Cualquier solución definitiva para esos problemas nos exigiría renunciar a tantas cosas que, aunque a diferencia de nuestros ancestros, nosotros sabemos, fingimos que lo desconocemos. Y además disfrazamos nuestra fingida ignorancia de solidaridad ocasional y luego renunciamos hasta a eso, cuando nuestros periódicos nos informan de que los señores de la guerra de turno se apropian impunemente de esa ayuda.
Aunque los profetas de la economía de recursos -una idea tan bella como irrealizable- piensen de otra manera, sabemos que tenemos que renunciar a demasiadas cosas que consideramos imprescindibles para que pueblos como Haití dispusieran de elementos que son objetivamente esenciales. Sabemos que a lo peor tendríamos que renunciar a las calefacciones, a los numerosos pares de zapatos e incluso hasta a las tres comidas al día para que los que no lo tienen tuvieran agua corriente o una comida al día. Lo sabemos pero lo negamos.
Nuestra tradición judeocristiana nos hace fácil pretender que los recursos del planeta se pueden multiplicar como los panes y los peces de la fábula milagrosa de Nazaret y nos negamos a ver que la única posibilidad es repartirlos.

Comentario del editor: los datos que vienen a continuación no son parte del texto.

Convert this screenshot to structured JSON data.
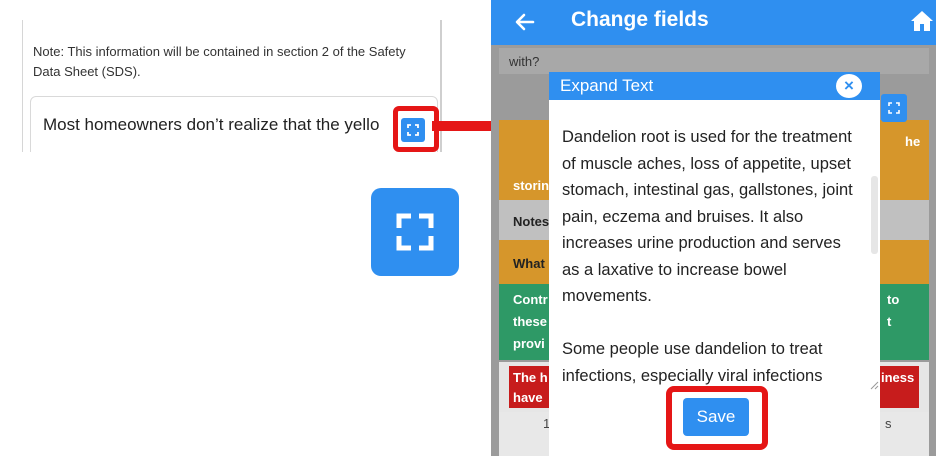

Todos estamos de acuerdo en que Haití, Somalia o Maymar tengan el mismo nivel que el más modesto de nosotros. Todos sabemos que eso es imposible y que la única posibilidad es que nosotros - también los más modestos de nosotros- bajemos nuestro nivel de vida para que el resto del mundo pueda acceder simplemente al concepto de nivel de vida. Así que todos nos mentimos y dejamos que Haití muera.
La Vibrio cholerae y su cólera, Colón y su descubrimiento, Theodore Roosvelt y su ocupación, Papa Doc y su vudú, el general Abrahams y su intervención militar, Wegener y su tectónica de placas, Aristide y su teología de La Liberación y Beaufort y su escala de huracanes nos dan las excusas perfectas para poder mirarnos al espejo de los informativos de televisión y seguir haciéndonos creer que no somos responsables de la muerte de Haití.
Y podemos estar tránquilos. Tenemos razón. No podemos ser responsables de la muerte de Haití.
Por eso un post tiene el rango de banalidad necesario para abordar este asunto. Es banal hablar de algo cuando aquello de lo que se habla ya está muerto.
Y Haití ya está muerto. Han de cambiar demasiadas cosas para que esa y otras muchas tierras puedan resucitar. Y no vamos a cambiarlas.